As with photos displayed in parlors, the deaths, the drugs, and the assorted ugliness occur offstage. The stories are low on dramatic plot pieces; their momentum comes from backstory and character study. To Catapult, Sanders explained her aversion to seismic incidents “…for me it’s more interesting to focus on how [a character’s legacy] has driven things to this point.”
For example, the climax of “The Gatekeepers” centers on a tense Christmas dinner. Janet, a long-suffering homemaker, attempts to cook side by side with Blair, her uppity vegan daughter-in-law whose millennial wanderlust is a subject of suspicion to Janet’s generation. Blair spent her 20’s in Beijing, her Christmases in Paris, and has procured a passport for her baby. Tensions grow and comedy mounts as Janet and Blair negotiate the dairy contents of Christmas dinner. “Well, what if you skip the crumble?” vegan Blair suggests, as Janet goes to prepare her son’s lifelong favorite dessert. “Maybe you could just serve the berries themselves with a little brown sugar,’ she said with forced brightness. “I know we’d love that!”
Sanders has a sharp ear for forcing characters with different agendas to mingle, perhaps well attuned from her law career. Her dialogue mimics the rhythms of conversation between couples, relatives, and frenemies with delicious fidelity. If Sanders’s writing is frankly funny, she lets us in on the joke. At a swanky reception “…the torches gave off a warmly flattering aura, performing small mercies on the zits and crow’s feet of the faces in the assembled crowd.” Niece Cecilia’s brain is “richly associative and hungry for details… even after so many wild nights in the East Village.” Her cousin Mariolive is “fragile as a soap bubble.” With a family tree as leafy as the Collins’, the reader is grateful that Sanders named the catty cousin Caprice for easy recall.

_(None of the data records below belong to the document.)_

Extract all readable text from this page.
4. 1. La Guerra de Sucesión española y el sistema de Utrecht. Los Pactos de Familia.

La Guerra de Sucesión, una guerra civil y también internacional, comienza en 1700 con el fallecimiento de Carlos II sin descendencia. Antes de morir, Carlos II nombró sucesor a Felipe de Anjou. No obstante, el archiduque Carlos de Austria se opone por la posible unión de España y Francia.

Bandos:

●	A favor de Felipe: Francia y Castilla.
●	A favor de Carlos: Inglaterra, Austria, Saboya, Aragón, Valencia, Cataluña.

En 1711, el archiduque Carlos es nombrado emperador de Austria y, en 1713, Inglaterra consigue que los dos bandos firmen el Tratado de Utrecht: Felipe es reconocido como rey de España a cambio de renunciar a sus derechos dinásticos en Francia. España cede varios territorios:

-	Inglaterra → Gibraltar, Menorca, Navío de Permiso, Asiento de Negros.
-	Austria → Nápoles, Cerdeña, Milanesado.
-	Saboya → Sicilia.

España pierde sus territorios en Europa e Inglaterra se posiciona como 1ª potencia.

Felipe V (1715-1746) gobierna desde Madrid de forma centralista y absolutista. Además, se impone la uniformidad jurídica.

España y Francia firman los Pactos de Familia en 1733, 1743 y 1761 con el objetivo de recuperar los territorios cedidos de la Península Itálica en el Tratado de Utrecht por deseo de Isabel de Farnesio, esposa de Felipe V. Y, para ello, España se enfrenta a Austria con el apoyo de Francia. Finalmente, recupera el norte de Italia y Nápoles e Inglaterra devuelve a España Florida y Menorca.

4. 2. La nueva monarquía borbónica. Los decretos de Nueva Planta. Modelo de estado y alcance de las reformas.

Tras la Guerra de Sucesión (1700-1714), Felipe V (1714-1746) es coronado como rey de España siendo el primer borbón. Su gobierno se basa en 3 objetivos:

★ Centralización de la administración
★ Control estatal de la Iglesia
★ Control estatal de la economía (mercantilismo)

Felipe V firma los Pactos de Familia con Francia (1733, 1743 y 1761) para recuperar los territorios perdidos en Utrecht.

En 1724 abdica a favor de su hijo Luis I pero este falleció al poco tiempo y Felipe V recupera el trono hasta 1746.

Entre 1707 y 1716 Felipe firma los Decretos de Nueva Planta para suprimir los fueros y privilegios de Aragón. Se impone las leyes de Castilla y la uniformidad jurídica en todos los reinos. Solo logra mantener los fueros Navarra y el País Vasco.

The difficulty of writing linked short stories is that each story must stand on its own. Otherwise, shouldn’t it be a novel? But Sanders succeeds in creating strong standalone pieces. Nine of the thirteen stories have been published independently in outlets like Joyland, Puerto del Sol, and Juked, and each can be read apart from the context of the collection. But it’s more fun to read them together. At the outset of each story, one turns to the Collins family tree like a mad genealogist.
Sanders’s flair for home life links her work to a tradition of “domestic fiction,” a line traced from Alice Munro and Marilynne Robinson back to Flannery O’Connor and Zora Neale Hurston, whose narrative pace Company frequently evokes. In the work of these women writers, Sanders may have confirmed her own taste for the Southern surreal. Like all family narratives, Company is also a ghost story.